How to Date Siya Kolisi’s Alleged New Girlfriend: A Step-by-Step Guide (for Chaos Gremlins)
Step 1: Master the Art of Coincidental Proximity (But Make It ✨Unhinged✨)
First, you’ll need to “accidentally” cross paths with Siya’s alleged new flame. Do not rely on basic stalker-adjacent tactics like lurking at rugby games or Cape Town coffee shops. Instead, manifest chaos:
- Befriend a wandering alpaca farmer who “just happens” to know her Pilates instructor’s cousin’s dog walker.
- Start a niche TikTok series about ”The Spiritual Symbolism of Rugby Socks” and tag her mysteriously. Twice.
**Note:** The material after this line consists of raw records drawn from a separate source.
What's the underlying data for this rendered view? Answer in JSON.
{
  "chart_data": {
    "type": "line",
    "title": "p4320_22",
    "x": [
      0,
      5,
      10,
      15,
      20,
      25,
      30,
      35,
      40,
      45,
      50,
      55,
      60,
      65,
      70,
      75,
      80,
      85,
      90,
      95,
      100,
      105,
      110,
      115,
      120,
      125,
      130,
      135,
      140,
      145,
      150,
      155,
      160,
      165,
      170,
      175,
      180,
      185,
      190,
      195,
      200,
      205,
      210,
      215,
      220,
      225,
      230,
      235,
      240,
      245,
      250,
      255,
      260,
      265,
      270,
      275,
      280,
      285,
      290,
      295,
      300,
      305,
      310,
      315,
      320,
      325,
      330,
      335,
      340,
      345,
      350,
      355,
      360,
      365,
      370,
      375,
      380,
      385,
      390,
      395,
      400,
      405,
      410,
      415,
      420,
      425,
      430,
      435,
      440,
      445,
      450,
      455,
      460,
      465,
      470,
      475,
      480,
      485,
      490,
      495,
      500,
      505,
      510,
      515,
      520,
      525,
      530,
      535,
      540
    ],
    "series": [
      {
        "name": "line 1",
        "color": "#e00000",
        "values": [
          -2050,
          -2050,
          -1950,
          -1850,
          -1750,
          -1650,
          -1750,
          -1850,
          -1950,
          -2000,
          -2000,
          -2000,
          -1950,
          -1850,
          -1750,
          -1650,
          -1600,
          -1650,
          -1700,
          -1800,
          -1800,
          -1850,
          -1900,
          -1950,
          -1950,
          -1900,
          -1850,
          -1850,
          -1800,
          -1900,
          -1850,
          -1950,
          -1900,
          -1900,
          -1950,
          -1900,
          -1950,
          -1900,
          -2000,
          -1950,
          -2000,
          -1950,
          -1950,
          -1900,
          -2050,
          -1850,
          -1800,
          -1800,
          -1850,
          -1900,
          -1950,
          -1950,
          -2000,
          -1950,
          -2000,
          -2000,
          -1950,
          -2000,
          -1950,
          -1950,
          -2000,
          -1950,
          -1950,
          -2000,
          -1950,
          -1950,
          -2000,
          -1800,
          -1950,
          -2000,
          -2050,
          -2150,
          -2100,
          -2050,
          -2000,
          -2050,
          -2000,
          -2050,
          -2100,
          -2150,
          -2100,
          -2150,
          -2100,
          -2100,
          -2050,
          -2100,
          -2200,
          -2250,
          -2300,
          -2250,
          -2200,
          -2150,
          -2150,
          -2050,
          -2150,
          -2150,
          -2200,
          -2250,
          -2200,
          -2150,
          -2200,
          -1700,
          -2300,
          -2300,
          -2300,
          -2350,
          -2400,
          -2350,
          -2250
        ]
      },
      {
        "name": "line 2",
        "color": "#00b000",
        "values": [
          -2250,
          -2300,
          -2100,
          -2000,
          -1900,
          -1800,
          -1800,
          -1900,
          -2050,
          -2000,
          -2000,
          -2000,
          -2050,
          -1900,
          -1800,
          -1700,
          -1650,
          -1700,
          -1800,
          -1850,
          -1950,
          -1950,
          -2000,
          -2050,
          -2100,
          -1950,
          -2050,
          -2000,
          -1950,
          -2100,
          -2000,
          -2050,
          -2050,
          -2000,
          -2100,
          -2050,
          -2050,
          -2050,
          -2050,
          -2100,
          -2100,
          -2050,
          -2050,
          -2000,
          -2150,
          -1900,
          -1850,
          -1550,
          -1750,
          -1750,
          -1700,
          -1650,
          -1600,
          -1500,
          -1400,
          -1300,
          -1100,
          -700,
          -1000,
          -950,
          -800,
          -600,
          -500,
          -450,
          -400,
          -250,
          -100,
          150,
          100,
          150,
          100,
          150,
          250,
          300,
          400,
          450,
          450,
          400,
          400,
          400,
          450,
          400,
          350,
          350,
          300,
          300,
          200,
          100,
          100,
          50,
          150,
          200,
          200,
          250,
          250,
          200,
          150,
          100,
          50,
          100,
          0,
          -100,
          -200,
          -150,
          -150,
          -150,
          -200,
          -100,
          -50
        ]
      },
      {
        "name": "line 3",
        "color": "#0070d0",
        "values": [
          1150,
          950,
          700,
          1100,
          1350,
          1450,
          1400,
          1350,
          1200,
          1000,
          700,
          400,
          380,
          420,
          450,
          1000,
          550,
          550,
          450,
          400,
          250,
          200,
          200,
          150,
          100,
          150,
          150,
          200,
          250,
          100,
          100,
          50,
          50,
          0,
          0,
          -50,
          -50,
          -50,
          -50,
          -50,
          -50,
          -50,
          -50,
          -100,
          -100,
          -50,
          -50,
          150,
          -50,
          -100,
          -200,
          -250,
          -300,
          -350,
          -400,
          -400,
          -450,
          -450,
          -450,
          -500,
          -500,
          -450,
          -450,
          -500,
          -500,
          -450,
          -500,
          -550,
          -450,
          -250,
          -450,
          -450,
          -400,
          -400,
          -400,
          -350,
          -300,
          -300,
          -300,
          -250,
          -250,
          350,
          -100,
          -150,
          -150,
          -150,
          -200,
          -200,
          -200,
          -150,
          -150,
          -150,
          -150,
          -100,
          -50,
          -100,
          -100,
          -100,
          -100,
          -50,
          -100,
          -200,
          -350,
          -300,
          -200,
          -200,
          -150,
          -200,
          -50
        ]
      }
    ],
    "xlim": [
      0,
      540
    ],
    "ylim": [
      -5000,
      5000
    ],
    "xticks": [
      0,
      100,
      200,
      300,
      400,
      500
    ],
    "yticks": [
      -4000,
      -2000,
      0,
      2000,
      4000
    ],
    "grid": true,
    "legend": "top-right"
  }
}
No more, no less.
- Show up at a random vineyard with a boombox blasting “Kiss the Girl” from The Little Mermaid, but claim you’re there for a “raisin appreciation retreat.”
Step 2: Weaponize Your Charm (Read: Controlled Chaos)
If Step 1 doesn’t get you arrested, it’s time to deploy gremlin-level charisma. Key moves include:
- Casually mentioning you’ve ”dated a World Cup trophy in a past life” to establish common ground.
- Gifting her a “mystery succulent” you “found” in a parking lot (bonus points if it’s actually just a weed).
- Challenging her to a spontaneous game of ”What’s the Weirdest Place You’ve Ever Eaten a Sandwich?” while maintaining unblinking eye contact.
Step 3: Embrace the Inevitable Plot Twist
Congratulations! You’ve either secured a date or been legally banned from owning a boombox. If by some miracle you’re still in the game, double down on absurdity:
- Plan a “romantic” picnic featuring only foods that start with the letter Q (quinoa quiche? Questionable life choices?).
- ”Accidentally” swap her phone with a Nokia 3310 pre-loaded with flirty Snake game high scores.
- Casually reveal you’ve started a cult worshipping the concept of ”mild inconvenience” and ask if she’d like to be High Priestess.